While the settlement is a blow to journalists using TVEyes, TVEyes isn’t the only company offering TV monitoring services. In 2014, The Wrap reported that The Daily Show and Last Week Tonight both used a service called SnapStream, which allows subscribers to record TV shows and search through them based on closed captioning transcripts. Similar services are provided by Critical Mention, Volicon, and Digital Nirvana, according to the report, although those services seem to be targeted more toward monitoring brand mentions for public relations purposes.
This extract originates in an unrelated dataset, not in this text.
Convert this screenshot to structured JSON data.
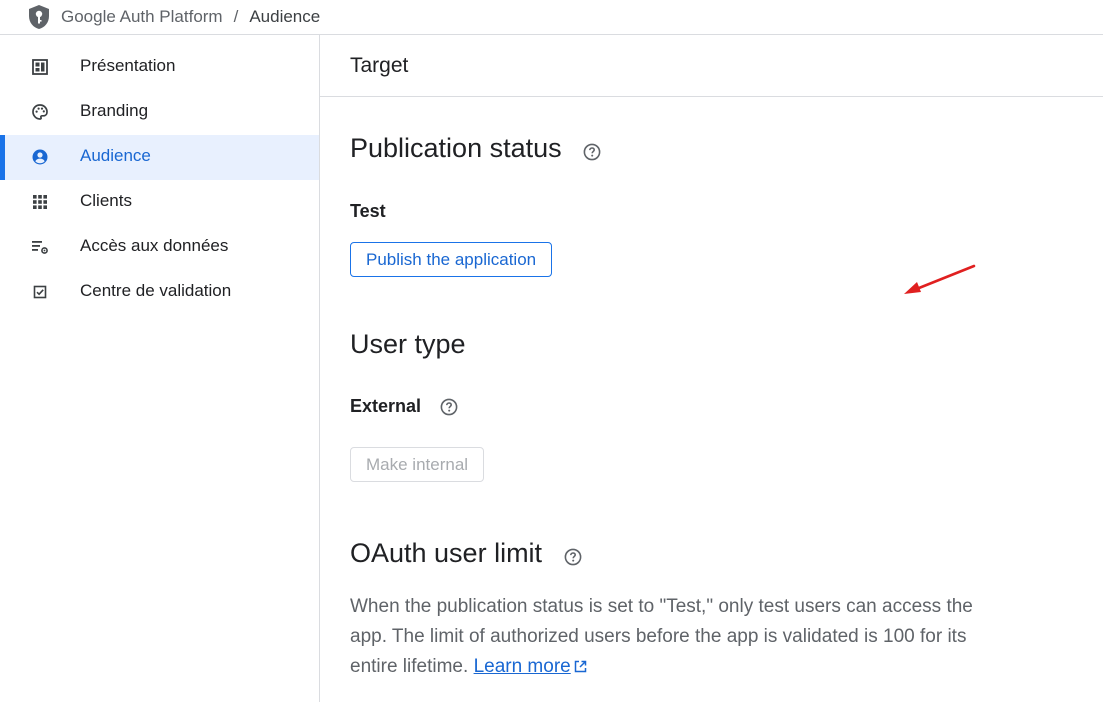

Fox News seems to have singled out TVEyes because the service recorded broadcast streams directly and then allowed subscribers to download and share as many clips as they want, cut up into 10 minute segments. At Bloomberg, Yale Law professor Stephen Carter pointed out in March that the ruling against TVEyes only stopped it from allowing subscribers to view clips; it would still be able to create a searchable catalog of everything that happened on air.
Carter argues that TVEyes could go ahead and pay licensing fees, if it wants to continue offering the service. But the EFF points out that Fox’s licensing terms might prevent that, by barring the use of clips in any manner critical of the network.
“It’s not in the interest of anyone to license out clips of their material for the purpose of it being debunked,” writes EFF policy analyst Katharine Trendacosta, “which is why the service provided by TVEyes is so valuable.”
Correction, January 22nd, 12:10AM ET: This story initially misstated how SnapStream works. The service uses a server to catalog TV recordings, but those recordings must be made locally by each subscriber; it does not directly record broadcast TV.